Das BSW schlug zwei offene Diskussionsrunden vor – eine in Magdeburg, eine weitere in Schwerin. Dabei sollten die AfD-Vorsitzende Alice Weidel und die BSW-Gründerin Sahra Wagenknecht auf großen öffentlichen Plätzen im Osten des Landes aufeinandertreffen.
Die Partei betonte, dass dies keinesfalls eine Koalition mit der AfD bedeute. Stattdessen strebe man an, die AfD durch wechselnde Mehrheiten in Regierungsverantwortung einzubinden. Zudem forderte das BSW „überparteiliche Ministerpräsidenten“, die mit solchen Mehrheiten in beiden Landesparlamenten zusammenarbeiten könnten.
Wagenknecht kritisierte die begrenzte Medienpräsenz ihrer Partei in den öffentlich-rechtlichen Sendern. Sowohl das BSW als auch die AfD sähen sich Angriffe aus dem politischen Mainstream ausgesetzt – wenn auch aus unterschiedlichen Gründen, so ihre Argumentation.

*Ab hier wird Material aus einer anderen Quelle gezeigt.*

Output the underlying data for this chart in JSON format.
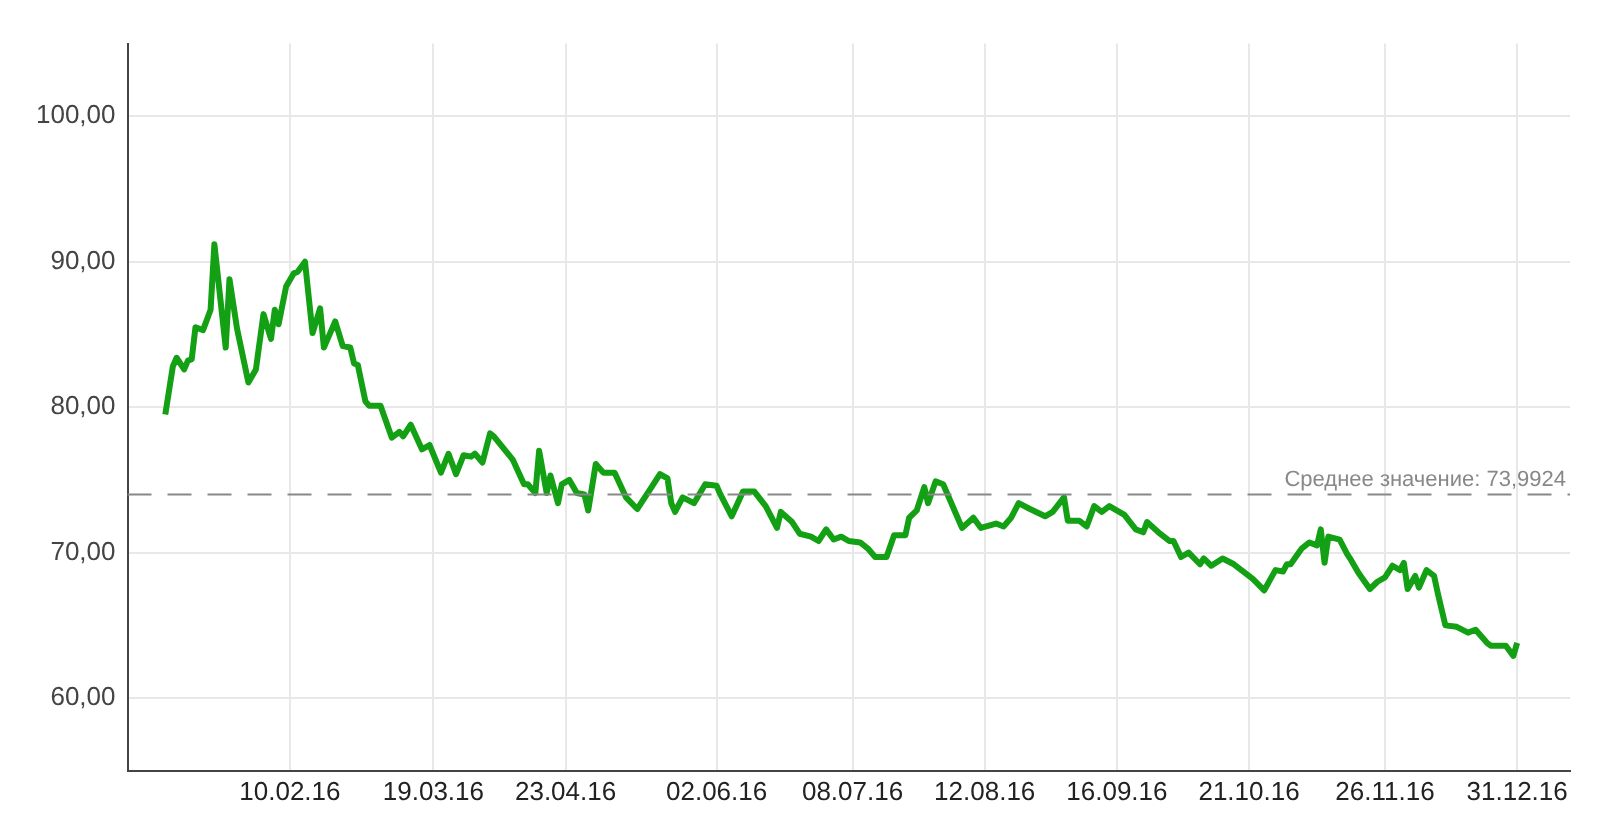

Die Debatten sind Teil der Wahlkampfstrategie des BSW für die bevorstehenden Wahlen. Die Partei will das politische Engagement in Ostdeutschland neu gestalten, indem sie die AfD in bestimmte Entscheidungsprozesse einbindet. Das vorgeschlagene Format würde einen direkten öffentlichen Austausch zwischen den beiden Parteivorsitzenden ermöglichen.